Detection of somatic variants in next generation sequencing (NGS) data is important for cancer research. While many dedicated somatic variant calling algorithms are available, comparisons between these callers showed significant discrepancies in variant detection, thus extensive and expensive validation of variants may be required to exclude false-positives. Improved confidence in variant detection may be achieved by using multiple callers, but requires significantly longer processing.
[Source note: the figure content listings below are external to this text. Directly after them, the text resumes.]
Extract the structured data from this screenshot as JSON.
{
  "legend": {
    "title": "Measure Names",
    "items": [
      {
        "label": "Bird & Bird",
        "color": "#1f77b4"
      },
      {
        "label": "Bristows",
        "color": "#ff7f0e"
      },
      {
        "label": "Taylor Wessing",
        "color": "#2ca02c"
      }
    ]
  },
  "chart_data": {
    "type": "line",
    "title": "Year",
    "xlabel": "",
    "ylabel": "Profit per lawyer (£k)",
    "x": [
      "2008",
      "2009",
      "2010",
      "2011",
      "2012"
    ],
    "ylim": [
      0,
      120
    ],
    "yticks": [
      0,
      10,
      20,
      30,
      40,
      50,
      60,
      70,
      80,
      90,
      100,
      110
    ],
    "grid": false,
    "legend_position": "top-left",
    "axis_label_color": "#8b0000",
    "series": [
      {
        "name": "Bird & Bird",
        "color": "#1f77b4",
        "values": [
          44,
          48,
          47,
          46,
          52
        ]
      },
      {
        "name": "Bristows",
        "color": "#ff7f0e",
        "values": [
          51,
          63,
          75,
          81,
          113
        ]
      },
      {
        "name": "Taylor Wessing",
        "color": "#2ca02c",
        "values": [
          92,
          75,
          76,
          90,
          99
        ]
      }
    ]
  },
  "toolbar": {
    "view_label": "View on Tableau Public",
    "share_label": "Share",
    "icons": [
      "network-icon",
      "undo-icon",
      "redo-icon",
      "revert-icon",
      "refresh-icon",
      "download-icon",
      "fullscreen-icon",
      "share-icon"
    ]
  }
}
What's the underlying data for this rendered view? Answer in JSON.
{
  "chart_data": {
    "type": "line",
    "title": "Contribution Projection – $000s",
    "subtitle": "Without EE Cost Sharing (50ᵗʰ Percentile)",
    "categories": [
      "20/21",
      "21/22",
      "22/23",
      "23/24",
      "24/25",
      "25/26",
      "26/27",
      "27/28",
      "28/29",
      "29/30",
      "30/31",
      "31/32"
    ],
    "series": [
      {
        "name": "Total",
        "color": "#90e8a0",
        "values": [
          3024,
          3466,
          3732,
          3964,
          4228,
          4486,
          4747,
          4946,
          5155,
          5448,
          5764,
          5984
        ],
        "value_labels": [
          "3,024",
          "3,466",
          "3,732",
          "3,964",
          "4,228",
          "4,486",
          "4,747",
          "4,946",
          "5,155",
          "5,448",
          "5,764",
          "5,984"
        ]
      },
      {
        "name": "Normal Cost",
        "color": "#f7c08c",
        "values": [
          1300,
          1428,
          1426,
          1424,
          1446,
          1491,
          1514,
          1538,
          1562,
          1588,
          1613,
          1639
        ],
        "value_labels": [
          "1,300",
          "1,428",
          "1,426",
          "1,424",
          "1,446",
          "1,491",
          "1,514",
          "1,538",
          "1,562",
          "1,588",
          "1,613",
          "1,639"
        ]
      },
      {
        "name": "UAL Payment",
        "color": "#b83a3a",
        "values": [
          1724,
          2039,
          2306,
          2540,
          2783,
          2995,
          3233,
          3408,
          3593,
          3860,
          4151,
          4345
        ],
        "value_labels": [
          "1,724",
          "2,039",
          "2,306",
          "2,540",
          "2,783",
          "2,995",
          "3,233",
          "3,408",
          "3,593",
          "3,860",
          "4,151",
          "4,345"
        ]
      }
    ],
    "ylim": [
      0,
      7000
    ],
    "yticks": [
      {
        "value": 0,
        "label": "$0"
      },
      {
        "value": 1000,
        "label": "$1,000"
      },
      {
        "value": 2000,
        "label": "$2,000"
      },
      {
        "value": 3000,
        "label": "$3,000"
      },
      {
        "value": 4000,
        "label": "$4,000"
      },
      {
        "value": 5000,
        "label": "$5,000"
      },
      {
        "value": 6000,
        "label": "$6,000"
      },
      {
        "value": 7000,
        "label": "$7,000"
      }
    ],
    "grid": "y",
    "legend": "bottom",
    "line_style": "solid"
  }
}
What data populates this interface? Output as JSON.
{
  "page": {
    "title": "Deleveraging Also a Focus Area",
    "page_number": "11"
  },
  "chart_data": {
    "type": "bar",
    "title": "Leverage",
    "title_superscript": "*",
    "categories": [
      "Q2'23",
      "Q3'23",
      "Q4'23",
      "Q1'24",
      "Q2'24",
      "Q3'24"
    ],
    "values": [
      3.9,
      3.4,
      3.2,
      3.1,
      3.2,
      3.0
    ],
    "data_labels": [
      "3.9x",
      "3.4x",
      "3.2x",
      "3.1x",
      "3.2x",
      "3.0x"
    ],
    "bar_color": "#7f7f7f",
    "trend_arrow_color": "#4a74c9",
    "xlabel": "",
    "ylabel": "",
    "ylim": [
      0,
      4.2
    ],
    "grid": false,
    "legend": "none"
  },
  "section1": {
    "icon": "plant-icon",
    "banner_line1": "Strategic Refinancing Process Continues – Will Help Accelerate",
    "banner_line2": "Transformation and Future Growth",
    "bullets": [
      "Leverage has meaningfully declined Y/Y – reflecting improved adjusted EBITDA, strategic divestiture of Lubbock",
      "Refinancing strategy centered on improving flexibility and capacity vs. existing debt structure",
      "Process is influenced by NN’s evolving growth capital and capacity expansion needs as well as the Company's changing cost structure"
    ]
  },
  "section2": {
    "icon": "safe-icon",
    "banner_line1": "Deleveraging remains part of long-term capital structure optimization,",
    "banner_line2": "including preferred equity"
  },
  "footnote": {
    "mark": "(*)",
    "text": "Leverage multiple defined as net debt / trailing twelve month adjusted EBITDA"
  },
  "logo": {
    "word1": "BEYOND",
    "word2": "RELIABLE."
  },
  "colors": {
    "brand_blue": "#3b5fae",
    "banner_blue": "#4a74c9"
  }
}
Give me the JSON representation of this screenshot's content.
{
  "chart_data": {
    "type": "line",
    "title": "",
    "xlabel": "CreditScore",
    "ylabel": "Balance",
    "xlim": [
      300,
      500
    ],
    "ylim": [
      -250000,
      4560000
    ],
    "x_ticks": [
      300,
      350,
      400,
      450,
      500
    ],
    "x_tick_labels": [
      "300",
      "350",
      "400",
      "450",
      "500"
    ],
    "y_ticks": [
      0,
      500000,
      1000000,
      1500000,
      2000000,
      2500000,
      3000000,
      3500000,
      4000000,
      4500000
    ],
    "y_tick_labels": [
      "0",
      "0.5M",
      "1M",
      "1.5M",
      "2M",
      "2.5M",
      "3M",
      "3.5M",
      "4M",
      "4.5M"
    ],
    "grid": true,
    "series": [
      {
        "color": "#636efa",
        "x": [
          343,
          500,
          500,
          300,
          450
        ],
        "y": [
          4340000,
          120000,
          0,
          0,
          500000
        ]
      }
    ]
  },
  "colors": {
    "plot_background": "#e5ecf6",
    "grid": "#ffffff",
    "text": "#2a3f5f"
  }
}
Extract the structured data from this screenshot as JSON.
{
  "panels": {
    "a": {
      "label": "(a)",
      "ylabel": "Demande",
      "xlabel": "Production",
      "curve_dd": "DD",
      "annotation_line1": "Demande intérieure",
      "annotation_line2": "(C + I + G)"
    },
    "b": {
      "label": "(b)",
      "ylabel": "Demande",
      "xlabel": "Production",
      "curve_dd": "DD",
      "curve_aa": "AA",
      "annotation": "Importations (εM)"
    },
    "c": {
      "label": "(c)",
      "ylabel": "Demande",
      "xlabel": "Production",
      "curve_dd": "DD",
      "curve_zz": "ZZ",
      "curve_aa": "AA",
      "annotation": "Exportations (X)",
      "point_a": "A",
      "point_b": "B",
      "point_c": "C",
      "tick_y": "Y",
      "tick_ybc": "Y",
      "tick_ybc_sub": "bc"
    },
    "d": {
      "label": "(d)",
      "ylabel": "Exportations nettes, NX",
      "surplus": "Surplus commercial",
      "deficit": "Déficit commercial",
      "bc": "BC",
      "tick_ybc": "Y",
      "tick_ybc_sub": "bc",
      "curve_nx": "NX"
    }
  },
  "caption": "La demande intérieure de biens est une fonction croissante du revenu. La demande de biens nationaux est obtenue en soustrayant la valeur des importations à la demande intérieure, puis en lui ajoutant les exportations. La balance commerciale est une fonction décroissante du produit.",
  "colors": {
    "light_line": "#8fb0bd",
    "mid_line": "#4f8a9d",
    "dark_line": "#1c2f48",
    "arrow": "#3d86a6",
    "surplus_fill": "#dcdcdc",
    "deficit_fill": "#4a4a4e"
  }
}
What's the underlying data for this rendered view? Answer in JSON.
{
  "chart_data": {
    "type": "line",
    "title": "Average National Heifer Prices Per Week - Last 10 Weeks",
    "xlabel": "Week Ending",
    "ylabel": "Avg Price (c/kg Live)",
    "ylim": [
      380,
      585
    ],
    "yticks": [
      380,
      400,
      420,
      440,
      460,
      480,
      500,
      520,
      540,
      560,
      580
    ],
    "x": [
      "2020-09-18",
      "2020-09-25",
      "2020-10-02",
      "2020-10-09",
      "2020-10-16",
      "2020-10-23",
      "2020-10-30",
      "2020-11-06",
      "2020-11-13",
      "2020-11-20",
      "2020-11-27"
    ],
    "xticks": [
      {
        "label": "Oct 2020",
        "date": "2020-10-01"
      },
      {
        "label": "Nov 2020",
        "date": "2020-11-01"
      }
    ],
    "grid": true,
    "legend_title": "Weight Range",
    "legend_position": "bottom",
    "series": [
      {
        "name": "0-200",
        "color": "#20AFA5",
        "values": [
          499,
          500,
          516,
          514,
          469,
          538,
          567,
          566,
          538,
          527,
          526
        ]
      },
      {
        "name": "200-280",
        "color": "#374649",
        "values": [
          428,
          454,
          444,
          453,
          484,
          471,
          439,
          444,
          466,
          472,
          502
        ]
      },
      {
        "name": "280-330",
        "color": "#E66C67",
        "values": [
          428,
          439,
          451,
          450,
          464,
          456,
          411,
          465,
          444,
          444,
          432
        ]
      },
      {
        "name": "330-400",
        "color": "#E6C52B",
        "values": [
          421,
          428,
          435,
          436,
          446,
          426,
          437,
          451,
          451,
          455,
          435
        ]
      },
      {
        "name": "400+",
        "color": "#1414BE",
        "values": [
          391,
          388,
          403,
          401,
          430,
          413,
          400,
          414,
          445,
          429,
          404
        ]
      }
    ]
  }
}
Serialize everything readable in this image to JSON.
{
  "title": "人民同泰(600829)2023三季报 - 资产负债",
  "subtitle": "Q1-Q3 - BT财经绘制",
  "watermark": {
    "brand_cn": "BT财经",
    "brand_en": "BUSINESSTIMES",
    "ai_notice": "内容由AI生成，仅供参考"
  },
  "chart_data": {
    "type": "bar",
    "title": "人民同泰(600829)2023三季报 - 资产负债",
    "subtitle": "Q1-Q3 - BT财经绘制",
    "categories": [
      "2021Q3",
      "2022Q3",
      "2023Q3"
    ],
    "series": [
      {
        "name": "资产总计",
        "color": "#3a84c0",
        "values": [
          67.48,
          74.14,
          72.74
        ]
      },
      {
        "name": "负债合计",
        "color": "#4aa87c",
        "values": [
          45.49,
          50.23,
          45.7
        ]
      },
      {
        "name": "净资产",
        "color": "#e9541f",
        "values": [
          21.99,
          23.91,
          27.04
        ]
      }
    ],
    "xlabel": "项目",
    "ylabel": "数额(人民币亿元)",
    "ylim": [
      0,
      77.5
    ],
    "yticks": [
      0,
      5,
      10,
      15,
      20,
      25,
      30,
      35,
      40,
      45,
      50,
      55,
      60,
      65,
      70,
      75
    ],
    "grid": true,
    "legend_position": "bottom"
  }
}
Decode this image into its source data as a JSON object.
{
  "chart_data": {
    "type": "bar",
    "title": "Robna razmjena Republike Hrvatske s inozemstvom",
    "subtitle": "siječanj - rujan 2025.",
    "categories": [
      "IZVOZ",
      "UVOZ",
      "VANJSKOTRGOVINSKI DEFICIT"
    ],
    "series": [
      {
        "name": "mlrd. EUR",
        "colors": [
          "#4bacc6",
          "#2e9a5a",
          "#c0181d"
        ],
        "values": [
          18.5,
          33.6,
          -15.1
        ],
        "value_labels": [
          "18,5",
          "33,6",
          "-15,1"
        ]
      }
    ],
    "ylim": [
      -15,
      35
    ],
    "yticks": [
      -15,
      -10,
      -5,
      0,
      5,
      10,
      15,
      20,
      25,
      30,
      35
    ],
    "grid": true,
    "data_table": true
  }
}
We aimed to improve the accuracy of somatic variant calling and to limit the requirement for prolonged processing time by using optimised filters for variant calling algorithms.

Method

Whole exome sequencing data of 10 matching tumour/normal samples from chronic myeloid leukaemia patients was analysed using 7 published somatic variant callers. Individual components (pre-processing read filters, statistical model, and post-processing site filters) of each caller were assessed for their effectiveness. Optimised filter sets were applied to single caller results to improve the confidence of variant calling.

Results

A total of 39936 variants were detected in the 10 samples, but only 443 variants were called by by 6 or 7 callers (>95% validation rate, High Confidence variants), and the vast majority (39069 = 98%) were called by only 3 or fewer callers (<1% validation rate, Low Confidence variants). Applying our filtering method at low stringency setting, we were able to remove most of the LC variants (down to 2378) while retaining most of the HC variants (431). Filtering at high stringency setting, only 81 (0.2%) LC variants remains, but 409 (92%) of HC variants were retained.

Conclusion

Through systematic analysis and optimisation of filters, we have demonstrated significantly improved accuracy of single-caller somatic variant detection as well as overall consensus between callers. Application of appropriate filters to a limited number of callers will reduce the requirement for extensive validation and long data processing time in cancer research projects involving NGS data.